The U.S.’s top diplomat accused South Sudan’s government of “taking advantage of the United States.”  

“Enforcing our nation’s immigration laws is critically important to the national security and public safety of the United States,” Rubio said. “Every country must accept the return of its citizens in a timely manner when another country, including the United States, seeks to remove them.” 

Apart from canceling visas of South Sudanese citizens, Rubio said the U.S. is restricting any “further issuance to prevent entry into the United States, effective immediately.” 

The sweeping action to revoke visas of passport holders of a specific nation was the first since President Trump started his second White House term on Jan. 20. 

South Africa, positioned in East Africa, is one of the world’s poorest and newest countries in the world, having declared independence in July 2011. 

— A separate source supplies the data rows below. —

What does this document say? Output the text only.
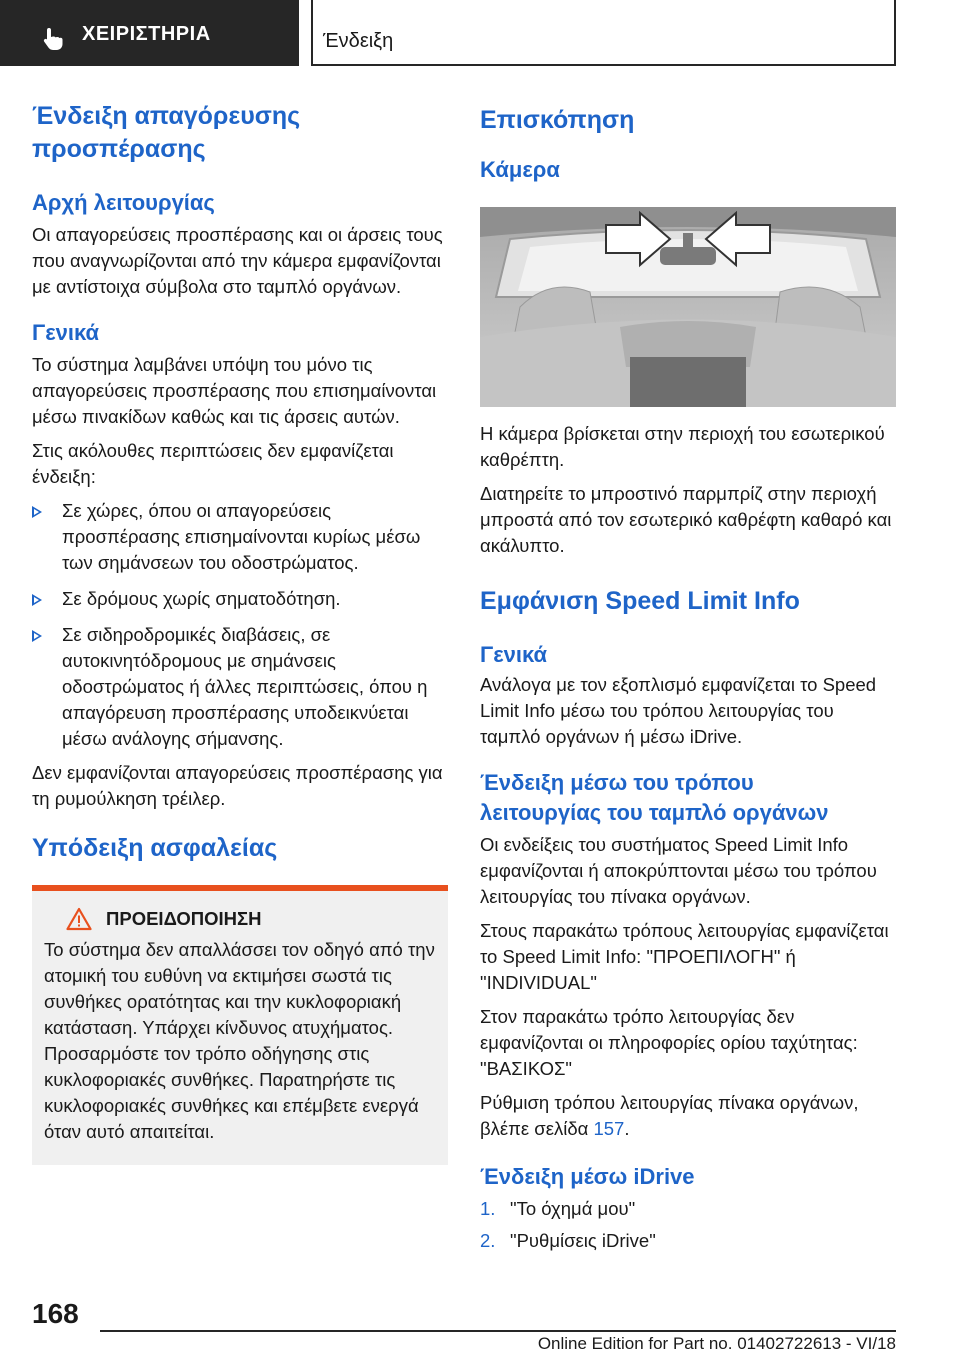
ΧΕΙΡΙΣΤΗΡΙΑ	Ένδειξη
Ένδειξη απαγόρευσης προσπέρασης
Αρχή λειτουργίας

Οι απαγορεύσεις προσπέρασης και οι άρσεις τους που αναγνωρίζονται από την κάμερα εμφανίζονται με αντίστοιχα σύμβολα στο ταμπλό οργάνων.

Γενικά

Το σύστημα λαμβάνει υπόψη του μόνο τις απαγορεύσεις προσπέρασης που επισημαίνονται μέσω πινακίδων καθώς και τις άρσεις αυτών.

Στις ακόλουθες περιπτώσεις δεν εμφανίζεται ένδειξη:

Σε χώρες, όπου οι απαγορεύσεις προσπέρασης επισημαίνονται κυρίως μέσω των σημάνσεων του οδοστρώματος.
Σε δρόμους χωρίς σηματοδότηση.
Σε σιδηροδρομικές διαβάσεις, σε αυτοκινητόδρομους με σημάνσεις οδοστρώματος ή άλλες περιπτώσεις, όπου η απαγόρευση προσπέρασης υποδεικνύεται μέσω ανάλογης σήμανσης.

Δεν εμφανίζονται απαγορεύσεις προσπέρασης για τη ρυμούλκηση τρέιλερ.

Υπόδειξη ασφαλείας
ΠΡΟΕΙΔΟΠΟΙΗΣΗ

Το σύστημα δεν απαλλάσσει τον οδηγό από την ατομική του ευθύνη να εκτιμήσει σωστά τις συνθήκες ορατότητας και την κυκλοφοριακή κατάσταση. Υπάρχει κίνδυνος ατυχήματος. Προσαρμόστε τον τρόπο οδήγησης στις κυκλοφοριακές συνθήκες. Παρατηρήστε τις κυκλοφοριακές συνθήκες και επέμβετε ενεργά όταν αυτό απαιτείται.

Επισκόπηση
Κάμερα

Η κάμερα βρίσκεται στην περιοχή του εσωτερικού καθρέπτη.

Διατηρείτε το μπροστινό παρμπρίζ στην περιοχή μπροστά από τον εσωτερικό καθρέφτη καθαρό και ακάλυπτο.

Εμφάνιση Speed Limit Info
Γενικά

Ανάλογα με τον εξοπλισμό εμφανίζεται το Speed Limit Info μέσω του τρόπου λειτουργίας του ταμπλό οργάνων ή μέσω iDrive.

Ένδειξη μέσω του τρόπου λειτουργίας του ταμπλό οργάνων

Οι ενδείξεις του συστήματος Speed Limit Info εμφανίζονται ή αποκρύπτονται μέσω του τρόπου λειτουργίας του πίνακα οργάνων.

Στους παρακάτω τρόπους λειτουργίας εμφανίζεται το Speed Limit Info: "ΠΡΟΕΠΙΛΟΓΗ" ή "INDIVIDUAL"

Στον παρακάτω τρόπο λειτουργίας δεν εμφανίζονται οι πληροφορίες ορίου ταχύτητας: "ΒΑΣΙΚΟΣ"

Ρύθμιση τρόπου λειτουργίας πίνακα οργάνων, βλέπε σελίδα 157.

Ένδειξη μέσω iDrive
1. "Το όχημά μου"
2. "Ρυθμίσεις iDrive"
168
Online Edition for Part no. 01402722613 - VI/18
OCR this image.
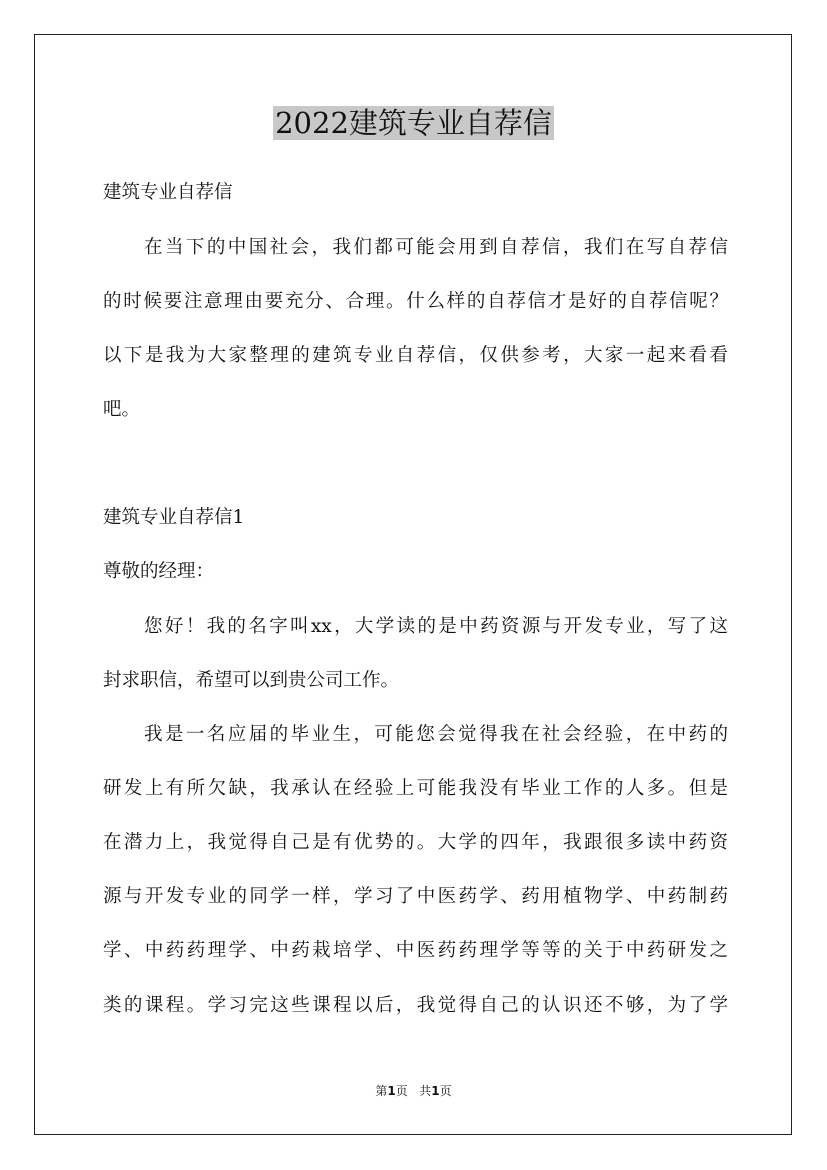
2022建筑专业自荐信

建筑专业自荐信

在当下的中国社会，我们都可能会用到自荐信，我们在写自荐信

的时候要注意理由要充分、合理。什么样的自荐信才是好的自荐信呢？

以下是我为大家整理的建筑专业自荐信，仅供参考，大家一起来看看

吧。

建筑专业自荐信1

尊敬的经理：

您好！我的名字叫xx，大学读的是中药资源与开发专业，写了这

封求职信，希望可以到贵公司工作。

我是一名应届的毕业生，可能您会觉得我在社会经验，在中药的

研发上有所欠缺，我承认在经验上可能我没有毕业工作的人多。但是

在潜力上，我觉得自己是有优势的。大学的四年，我跟很多读中药资

源与开发专业的同学一样，学习了中医药学、药用植物学、中药制药

学、中药药理学、中药栽培学、中医药药理学等等的关于中药研发之

类的课程。学习完这些课程以后，我觉得自己的认识还不够，为了学

第1页 共1页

Tension has been rising in South Sudan in recent weeks. 

The United Nations’ Secretary-General António Guterres warned late last month that South Sudan was falling into a deeper crisis and called on regional and international leaders to help the country avert a civil war. 

“South Sudan may have fallen off the world’s radar,” Guterres said on March 28. “But we cannot let the situation fall over the abyss.”

The State Department last month ordered all non-emergency U.S. government personnel to depart South Sudan due to “continued security threats.”